Voilà pour les chiffres bruts, plutôt sombres. Mais l’examen du détail des chiffres disponibles permet d’en relativiser la portée économique. Il apparaît en effet que le phénomène de concentration concerne essentiellement les exploitations non-professionnelles et de petites tailles. Si l’on ne tient compte que des exploitations réalisant au moins deux tiers de leur production brute standard en viticulture, l’érosion est moins forte : 70 000 aujourd’hui contre 97 600 en 2000. De même, si l’on ne considère que les exploitations “ moyennes et grandes ”(3), la chute est plus lente : 58 900 contre 83 200 en 2000. Surtout, en dépit du recul comptable, le vignoble français a conservé l’essentiel de son potentiel de production, grâce à un agrandissement de la taille moyenne des exploitations. Les surfaces totales consacrées à la vigne se maintiennent à 789 000 hectares en 2010 contre 887 000 en 2010. Au final, on compte aujourd’hui 46 900 exploitations à la fois spécialisées et de taille moyennes et grandes cultivant 700 000 hectares de vigne. Elles étaient 55 400 en 2000.

La vigne pèse toujours dans le paysage agricole

Quelques départements et régions et ont d’ores et déjà diffusé le détail des résultats à leur échelon. Ils illustrent les dégâts causés par la crise viticole dans certains vignobles. Une exploitation viticole spécialisée sur cinq a disparu en Aquitaine en dix ans et une sur quatre dans la seule Gironde. Le Languedoc-Roussillon a perdu 60 000 hectares de vigne. En Rhône-Alpes, le poids de la viticulture a reculé de 13 % en valeur et a perdu plus de 9 000 hectares. En Paca, la pression foncière a réduit la surface agricole utilisée de 12 % en dix ans, un des taux les plus élevés en France.
Dans un contexte d’évolution très rapide du paysage agricole, la viticulture peut cependant se consoler avec l’importance de son poids relatif au niveau économique et social. En Aquitaine, la vigne représente encore 10 % de la surface agricole utile de la région (et 50 % en Gironde). Elle reste, dans cette région, la première consommatrice de main-d’œuvre extérieure, avec presque deux tiers des effectifs. En Paca, la vigne demeure aussi une culture indispensable de l’agriculture régionale. Une exploitation sur trois y est spécialisée dans la viticulture.
Enfin, il ressort du recensement que les vignerons ont su prendre le virage des évolutions de la demande, notamment en se diversifiant dans l’œnotourisme. Celui-ci a connu un fort développement en Gironde où l’agritourisme en général concernerait une exploitation viticole sur sept.

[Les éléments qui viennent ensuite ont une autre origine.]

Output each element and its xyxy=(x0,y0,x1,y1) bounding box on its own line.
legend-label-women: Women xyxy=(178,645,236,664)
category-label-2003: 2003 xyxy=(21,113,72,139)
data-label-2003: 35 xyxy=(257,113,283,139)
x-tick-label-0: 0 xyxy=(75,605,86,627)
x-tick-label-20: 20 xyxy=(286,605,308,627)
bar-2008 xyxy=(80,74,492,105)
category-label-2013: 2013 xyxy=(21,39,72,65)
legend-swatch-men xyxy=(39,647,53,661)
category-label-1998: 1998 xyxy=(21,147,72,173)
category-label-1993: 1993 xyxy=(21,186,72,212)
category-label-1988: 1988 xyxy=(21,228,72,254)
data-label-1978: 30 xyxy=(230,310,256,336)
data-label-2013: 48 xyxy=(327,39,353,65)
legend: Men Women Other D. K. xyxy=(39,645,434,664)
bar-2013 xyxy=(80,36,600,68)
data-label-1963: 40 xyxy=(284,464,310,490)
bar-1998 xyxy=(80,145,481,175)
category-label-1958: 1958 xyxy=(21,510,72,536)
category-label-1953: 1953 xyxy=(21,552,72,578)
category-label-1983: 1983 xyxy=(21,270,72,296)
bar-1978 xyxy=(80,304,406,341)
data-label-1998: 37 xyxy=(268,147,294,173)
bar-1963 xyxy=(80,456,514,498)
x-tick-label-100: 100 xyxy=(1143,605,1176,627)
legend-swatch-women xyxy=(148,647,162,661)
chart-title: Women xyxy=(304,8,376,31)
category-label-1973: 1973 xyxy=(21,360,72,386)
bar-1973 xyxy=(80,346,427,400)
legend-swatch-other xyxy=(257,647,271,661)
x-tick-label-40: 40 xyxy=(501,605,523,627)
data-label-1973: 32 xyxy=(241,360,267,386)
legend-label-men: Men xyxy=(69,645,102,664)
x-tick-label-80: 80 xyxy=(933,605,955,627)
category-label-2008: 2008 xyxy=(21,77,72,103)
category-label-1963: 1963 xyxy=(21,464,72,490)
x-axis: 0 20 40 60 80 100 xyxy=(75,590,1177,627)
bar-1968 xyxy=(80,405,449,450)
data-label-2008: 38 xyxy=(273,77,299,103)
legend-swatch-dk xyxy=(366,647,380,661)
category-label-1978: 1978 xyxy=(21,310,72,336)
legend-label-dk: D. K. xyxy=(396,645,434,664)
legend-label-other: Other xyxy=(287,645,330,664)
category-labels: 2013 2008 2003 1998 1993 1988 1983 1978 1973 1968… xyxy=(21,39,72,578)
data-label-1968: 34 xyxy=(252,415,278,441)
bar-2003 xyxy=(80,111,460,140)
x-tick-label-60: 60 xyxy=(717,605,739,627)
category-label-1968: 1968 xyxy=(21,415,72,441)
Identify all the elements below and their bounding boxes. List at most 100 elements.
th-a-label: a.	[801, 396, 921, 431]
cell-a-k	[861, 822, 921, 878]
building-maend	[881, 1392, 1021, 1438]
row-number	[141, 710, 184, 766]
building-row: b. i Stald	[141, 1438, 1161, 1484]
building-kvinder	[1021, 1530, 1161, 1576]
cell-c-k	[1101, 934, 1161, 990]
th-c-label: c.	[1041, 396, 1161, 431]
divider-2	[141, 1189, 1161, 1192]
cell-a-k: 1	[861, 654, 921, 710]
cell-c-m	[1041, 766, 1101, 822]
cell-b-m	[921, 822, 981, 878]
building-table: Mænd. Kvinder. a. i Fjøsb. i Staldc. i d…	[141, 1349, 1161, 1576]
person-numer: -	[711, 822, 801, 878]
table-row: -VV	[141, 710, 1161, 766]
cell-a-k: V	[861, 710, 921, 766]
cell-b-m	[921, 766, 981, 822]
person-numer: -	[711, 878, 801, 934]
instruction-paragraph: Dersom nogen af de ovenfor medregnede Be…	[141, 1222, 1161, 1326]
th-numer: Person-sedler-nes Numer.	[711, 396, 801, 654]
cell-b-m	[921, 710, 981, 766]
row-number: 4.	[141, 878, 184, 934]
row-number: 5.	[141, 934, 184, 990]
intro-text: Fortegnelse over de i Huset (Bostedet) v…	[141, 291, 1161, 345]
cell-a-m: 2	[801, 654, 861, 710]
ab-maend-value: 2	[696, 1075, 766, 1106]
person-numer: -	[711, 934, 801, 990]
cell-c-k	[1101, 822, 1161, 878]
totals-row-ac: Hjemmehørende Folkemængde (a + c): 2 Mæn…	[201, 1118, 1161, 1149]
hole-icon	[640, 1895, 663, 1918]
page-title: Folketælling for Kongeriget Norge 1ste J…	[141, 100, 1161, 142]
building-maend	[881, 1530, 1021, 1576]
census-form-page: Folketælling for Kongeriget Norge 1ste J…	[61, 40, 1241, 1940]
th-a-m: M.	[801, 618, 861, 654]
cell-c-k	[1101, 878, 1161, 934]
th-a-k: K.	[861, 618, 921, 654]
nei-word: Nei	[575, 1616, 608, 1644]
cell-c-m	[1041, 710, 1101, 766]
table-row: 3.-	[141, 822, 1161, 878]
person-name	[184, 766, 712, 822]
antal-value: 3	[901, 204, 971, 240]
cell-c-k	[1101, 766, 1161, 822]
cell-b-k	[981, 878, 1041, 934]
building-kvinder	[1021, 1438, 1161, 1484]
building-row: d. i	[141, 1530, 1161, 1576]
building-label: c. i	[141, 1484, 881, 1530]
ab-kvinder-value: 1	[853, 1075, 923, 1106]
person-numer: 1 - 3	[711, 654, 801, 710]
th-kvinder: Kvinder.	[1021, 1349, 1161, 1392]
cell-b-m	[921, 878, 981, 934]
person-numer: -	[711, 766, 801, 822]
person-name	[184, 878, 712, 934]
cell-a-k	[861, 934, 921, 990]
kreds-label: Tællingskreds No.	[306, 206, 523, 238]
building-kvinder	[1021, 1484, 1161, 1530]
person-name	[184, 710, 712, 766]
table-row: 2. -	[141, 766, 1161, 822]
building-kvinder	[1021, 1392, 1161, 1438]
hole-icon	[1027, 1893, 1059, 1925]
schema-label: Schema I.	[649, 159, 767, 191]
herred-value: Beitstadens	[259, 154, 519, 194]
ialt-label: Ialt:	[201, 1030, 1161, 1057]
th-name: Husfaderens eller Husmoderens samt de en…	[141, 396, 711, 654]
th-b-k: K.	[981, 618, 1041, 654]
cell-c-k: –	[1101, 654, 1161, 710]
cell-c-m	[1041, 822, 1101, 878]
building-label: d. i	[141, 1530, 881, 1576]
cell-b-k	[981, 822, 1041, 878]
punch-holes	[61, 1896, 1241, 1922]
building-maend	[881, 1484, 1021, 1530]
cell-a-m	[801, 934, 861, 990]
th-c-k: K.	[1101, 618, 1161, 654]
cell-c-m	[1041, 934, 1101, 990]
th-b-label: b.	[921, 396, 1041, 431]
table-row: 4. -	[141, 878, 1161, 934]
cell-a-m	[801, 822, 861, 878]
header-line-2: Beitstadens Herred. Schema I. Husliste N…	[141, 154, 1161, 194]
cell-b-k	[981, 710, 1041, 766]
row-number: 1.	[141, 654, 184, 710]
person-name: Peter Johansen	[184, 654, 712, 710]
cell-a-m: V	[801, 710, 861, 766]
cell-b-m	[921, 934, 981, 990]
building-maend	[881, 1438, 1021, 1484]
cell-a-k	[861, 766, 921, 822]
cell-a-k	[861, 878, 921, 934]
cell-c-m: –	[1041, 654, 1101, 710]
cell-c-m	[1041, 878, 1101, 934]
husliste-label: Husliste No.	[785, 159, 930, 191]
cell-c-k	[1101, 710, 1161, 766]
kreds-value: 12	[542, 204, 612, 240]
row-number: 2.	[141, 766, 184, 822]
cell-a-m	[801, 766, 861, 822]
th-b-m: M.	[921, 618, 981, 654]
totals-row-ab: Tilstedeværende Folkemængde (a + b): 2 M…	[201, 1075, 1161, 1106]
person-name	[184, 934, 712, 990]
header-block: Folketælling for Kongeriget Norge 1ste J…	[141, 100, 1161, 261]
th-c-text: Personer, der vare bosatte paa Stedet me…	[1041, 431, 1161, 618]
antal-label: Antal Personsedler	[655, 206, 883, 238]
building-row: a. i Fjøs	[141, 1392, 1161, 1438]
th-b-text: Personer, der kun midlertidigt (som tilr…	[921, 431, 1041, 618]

(1) Selon le bureau des statistiques sur les productions et les comptabilités agricoles, la surface consacrée à la production de raisins de cuve s’élevait en 2010 à 776 786 hectares et celle consacrée au raisin de table à 6 637 hectares.
(2) Ces données sont à comparer à l’évolution de l’ensemble des exploitations, qui passent de 663 800 exploitations en 2000 à 490 000
en 2010 en France métropolitaine, et pour le sous-ensemble des moyennes et grandes exploitations 386 300 exploitations à 312 000 en 2010.
(3) Sont considérées comme moyennes les exploitations dont le potentiel de production est d’au moins 25 000 euros et comme grandes celles dépassant 100 000 euros.